Boston Scientific CRM has recently identified a supplier's low-voltage capacitor that is not performing to the company's expectations. A capacitor is an electrical charge storage component. Some capacitors from specific lots may perform in a manner that leads to device malfunction, including intermittent or permanent loss of therapy or premature battery depletion. To date, a total of five confirmed events have been reported out of approximately 27,200 implanted devices from this subset. One event involved a device malfunction discovered at the time of implant. The other four events involved devices that were implanted and subsequently required replacement.
Patients with affected pacemakers may experience intermittent or permanent loss of output or telemetry, or premature battery depletion. Patients with affected defibrillators may experience inappropriate sensing or premature battery depletion. There have been no reported patient deaths associated with this issue. There have been two reports of pacemaker patients experiencing syncope associated with loss of pacing output.
Engineering analysis is ongoing and the company will further communicate on this issue when it has additional information. Implanting and following physicians are being asked to schedule an in-clinic follow-up visit as soon as possible for all patients with implanted devices from this subset to assess device function. At this follow-up visit, physicians should look for behaviors that may be indicative of capacitor malfunction such as premature battery depletion, intermittent or permanent loss of therapy or telemetry, fault codes, pacing or sensing abnormalities, or loss of daily measurements.

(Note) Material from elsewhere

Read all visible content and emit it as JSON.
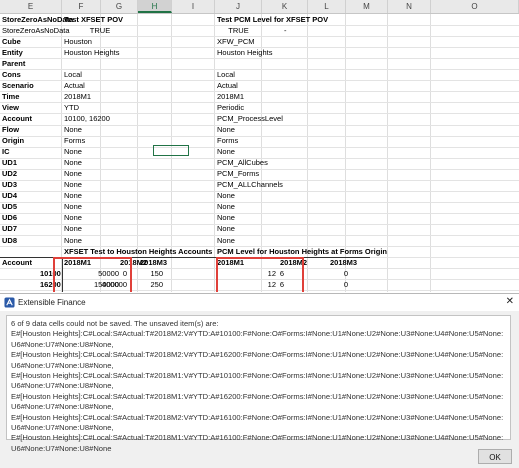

"Boston Scientific believes in notifying physicians in a timely, transparent and responsible manner," said Jim Tobin, Boston Scientific President and Chief Executive Officer. "This action reflects Boston Scientific's industry-leading commitment to implementing recommendations made by both the Heart Rhythm Society and the Independent Panel Commission chaired by Dr. Robert Myerburg. Boston Scientific is the only CRM company that has committed to implementing these recommendations, which it believes are in the best interest of patients and physicians."